C'est un dur revers pour les commissaires européens au Commerce (Karel de Gucht) et au marché intérieur (Michel Barnier), fervents défenseurs de l'accord. Les commissaires chargées de la Société de l'information et de la Justice, Neelie Kroes et Viviane Reding, sont vraisemblablement soulagées, en revanche, par l'échec de leurs collègues. Négocié depuis plusieurs années dans des conditions peu transparentes, le traité international a semé la zizanie à Bruxelles et à Strasbourg, tout en générant des manifestations monstres dans le monde entier.
Un texte trop flou
Dans une interview au Point.fr fin mai, le commissaire Michel Barnier avait regretté que le texte en soit réduit à son volet numérique, et avait déploré "la confusion qui s'est développée autour d'Acta et de son impact sur Internet". "Acta n'est pas le bon outil, il est inefficace et dangereux pour la protection des données personnelles", nous avait pour sa part expliqué Françoise Castex, eurodéputée socialiste, qui rappelait : "La contrefaçon des biens est un délit, et elle est parfois dangereuse. Il faut se donner un cadre pour la combattre."
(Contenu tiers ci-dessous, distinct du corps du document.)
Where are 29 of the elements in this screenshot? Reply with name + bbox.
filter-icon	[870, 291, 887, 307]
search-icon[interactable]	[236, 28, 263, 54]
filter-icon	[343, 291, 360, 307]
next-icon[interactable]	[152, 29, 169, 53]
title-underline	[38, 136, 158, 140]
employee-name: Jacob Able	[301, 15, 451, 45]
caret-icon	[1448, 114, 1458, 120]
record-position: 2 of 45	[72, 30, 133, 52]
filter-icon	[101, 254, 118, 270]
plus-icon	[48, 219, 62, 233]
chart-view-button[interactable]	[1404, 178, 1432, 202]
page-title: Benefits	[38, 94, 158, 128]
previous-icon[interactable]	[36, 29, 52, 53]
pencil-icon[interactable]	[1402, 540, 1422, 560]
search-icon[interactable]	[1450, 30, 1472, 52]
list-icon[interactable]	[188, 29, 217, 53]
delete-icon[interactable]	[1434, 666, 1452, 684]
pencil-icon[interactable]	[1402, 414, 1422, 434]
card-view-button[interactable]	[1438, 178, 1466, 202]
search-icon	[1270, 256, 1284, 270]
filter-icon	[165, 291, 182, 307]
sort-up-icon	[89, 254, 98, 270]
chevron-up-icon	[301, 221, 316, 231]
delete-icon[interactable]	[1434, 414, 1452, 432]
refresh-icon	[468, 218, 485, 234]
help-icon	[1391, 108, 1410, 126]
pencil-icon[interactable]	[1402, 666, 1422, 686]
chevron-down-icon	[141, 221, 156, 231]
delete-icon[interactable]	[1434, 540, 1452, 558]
Les détracteurs d'Acta, tout en reconnaissant l'importance de la lutte contre la contrefaçon, soulignaient notamment les risques pour les libertés sur Internet, l'un des volets que le traité abordait pour enrayer le téléchargement illégal. Ainsi, la responsabilisation à demi-mot des acteurs privés, dont les fournisseurs d'accès à Internet, aurait pu déboucher dans certains pays sur une forme d'autocensure de l'Internet sans intervention du juge. Des formulations trop floues, résultats de difficiles négociations, permettaient aux États parties d'interpréter certaines des mesures de façon très pénalisante pour les citoyens. D'autres volets d'Acta menaçaient par ailleurs le secteur des médicaments génériques et l'accès aux soins des pays les plus pauvres. Une pétition avait recueilli 2,8 millions de signatures, et certains États membres de l'UE avaient fait machine arrière ces derniers mois. Dans une ultime manoeuvre, la Commission européenne avait saisi la Cour européenne de justice, espérant - en vain - que le Parlement retarderait son vote pour attendre l'avis des Sages.
"Le début d'une nouvelle ère" ?
"Au-delà d'Acta (...) les citoyens doivent exiger une réforme positive du droit d'auteur qui permettra d'encourager les pratiques culturelles en ligne, telles que le partage et le remix, plutôt que de les réprimer", tempère Jérémie Zimmermann, porte-parole de La Quadrature du Net, organisation citoyenne qui s'est battue dès l'origine contre le texte. "La victoire contre Acta doit marquer le début d'une nouvelle ère dans laquelle les décideurs publics font passer les libertés et l'Internet libre - notre bien commun - avant les intérêts privés", conclut-il.
L'Acta avait été signé en janvier 2012 par 22 des 27 gouvernements de l'UE, ainsi que par les États-Unis, le Japon, le Canada, l'Australie, la Nouvelle-Zélande, Singapour, la Corée du Sud, la Suisse, leMexique et le Maroc.